Survey highlights impacts of elder mental health outreach

EMHOT Social Worker Shaina Benoit uses videoconferencing to connect with her colleague Courtney Johnson. Video conferencing has been an essential tool for the program during the Coronavirus, helping social workers maintain connections with older adults facing behavioral health challenges.

A Somerville-Cambridge Elder Services (SCES) program dedicated to helping older adults with behavioral health conditions is earning high marks from participants, even amid the pandemic.

The Elder Mental Health Outreach Team (EMHOT) provides case management and short-term counseling for issues such as poor self-care, substance use, hoarding, depression or anxiety.

We recently surveyed program participants and received the following response:

  • 94% felt the program helped them deal better with daily challenges and crises.
  • 94% said they are more aware of helpful resources.
  • 94% said they received the help they were looking for.
  • More than two-thirds said their symptoms improved.
  • 100% said staff cared about what they had to say and treated them with respect.

SCES Clinical Director Stephanie Becker said the results illustrate EMHOT’s impact for clients, who in many cases are under increased stress due to the pandemic.

“This program has been so important for the people we serve,” said Becker. “The regular meetings with our social workers have helped mitigate isolation and anxiety due to COVID, and many of the clients we work with would not have any other formal support, if not for EMHOT.”

EMHOT was established in 2018, with help from a state grant that recognizes older adults are traditionally under-served when it comes to behavioral health.

The Mass Aging and Mental Health Coalition advises that many people over 55 who experience behavioral health challenges do not seek help due to lack of transportation, isolation, or stigma.

The EMHOT model seeks to remove those barriers by providing in-home assistance.

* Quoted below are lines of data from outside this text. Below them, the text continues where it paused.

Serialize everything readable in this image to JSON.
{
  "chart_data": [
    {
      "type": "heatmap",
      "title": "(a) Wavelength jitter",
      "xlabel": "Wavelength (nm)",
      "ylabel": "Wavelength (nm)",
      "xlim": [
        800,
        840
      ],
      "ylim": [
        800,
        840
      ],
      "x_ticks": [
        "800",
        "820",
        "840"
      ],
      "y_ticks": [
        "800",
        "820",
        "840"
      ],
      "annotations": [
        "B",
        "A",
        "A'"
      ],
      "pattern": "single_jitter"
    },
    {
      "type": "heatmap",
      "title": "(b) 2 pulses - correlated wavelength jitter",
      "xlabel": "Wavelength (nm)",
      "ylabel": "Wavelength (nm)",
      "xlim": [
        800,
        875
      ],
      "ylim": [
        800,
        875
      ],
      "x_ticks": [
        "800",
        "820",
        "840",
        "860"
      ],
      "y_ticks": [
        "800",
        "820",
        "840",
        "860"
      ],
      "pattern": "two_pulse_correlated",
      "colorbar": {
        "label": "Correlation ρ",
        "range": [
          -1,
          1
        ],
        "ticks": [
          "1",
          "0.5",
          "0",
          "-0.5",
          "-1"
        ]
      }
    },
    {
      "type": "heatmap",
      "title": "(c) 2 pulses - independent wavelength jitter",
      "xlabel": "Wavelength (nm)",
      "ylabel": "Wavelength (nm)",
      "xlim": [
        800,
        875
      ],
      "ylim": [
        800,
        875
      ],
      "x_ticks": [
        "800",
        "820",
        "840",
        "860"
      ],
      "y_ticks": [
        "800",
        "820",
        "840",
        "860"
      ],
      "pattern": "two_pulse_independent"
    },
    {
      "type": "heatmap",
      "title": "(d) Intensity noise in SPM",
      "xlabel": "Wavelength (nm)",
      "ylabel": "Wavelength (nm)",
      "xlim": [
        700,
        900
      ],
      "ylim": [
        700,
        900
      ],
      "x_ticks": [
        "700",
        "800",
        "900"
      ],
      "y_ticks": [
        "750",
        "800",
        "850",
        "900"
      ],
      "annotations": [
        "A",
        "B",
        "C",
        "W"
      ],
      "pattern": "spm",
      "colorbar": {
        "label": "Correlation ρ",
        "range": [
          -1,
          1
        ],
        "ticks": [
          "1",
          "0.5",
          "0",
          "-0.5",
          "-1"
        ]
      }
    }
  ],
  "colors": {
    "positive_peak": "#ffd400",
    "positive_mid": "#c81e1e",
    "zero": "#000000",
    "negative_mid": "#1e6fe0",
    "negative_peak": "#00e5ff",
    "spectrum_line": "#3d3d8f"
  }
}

While the pandemic has shifted the focus to telephone and videoconferencing, Becker said it’s still effective.

“It has been an adjustment, but we are still able to tailor our work to the client’s needs, providing a combination of home-based case management and telephonic support,” she said.

EMHOT Social Worker Cassie Cramer added that the widespread shift to remote meetings has actually helped reduce one longtime obstacle for many clients.

“In some ways getting help is easier than ever, as transportation is no longer a barrier for people to meet with a therapist or other behavioral health provider,” said Cramer.

The survey also asked clients how the program is helpful. This was one of the responses:

“I don’t know where to start,” wrote the client. “The social worker helped me so much, she found me a place to live and connected me to so many resources. I was homeless and I don’t know where I would’ve been without this program. She also got me a therapist I enjoy working with. I can’t tell you how much I appreciate this program.”

EMHOT is available free-of-charge for Cambridge and Somerville residents who are age 50 and over. Referrals to EMHOT can be made by calling the SCES Aging Information Center at 617-628-2601 or emailing

Funding for the EMHOT project was provided in part by the Massachusetts Association of Councils on Aging, under a Service Incentive Grant from the Massachusetts Executive Office of Elder Affairs. Any opinions expressed in this piece are solely the opinion of SCES.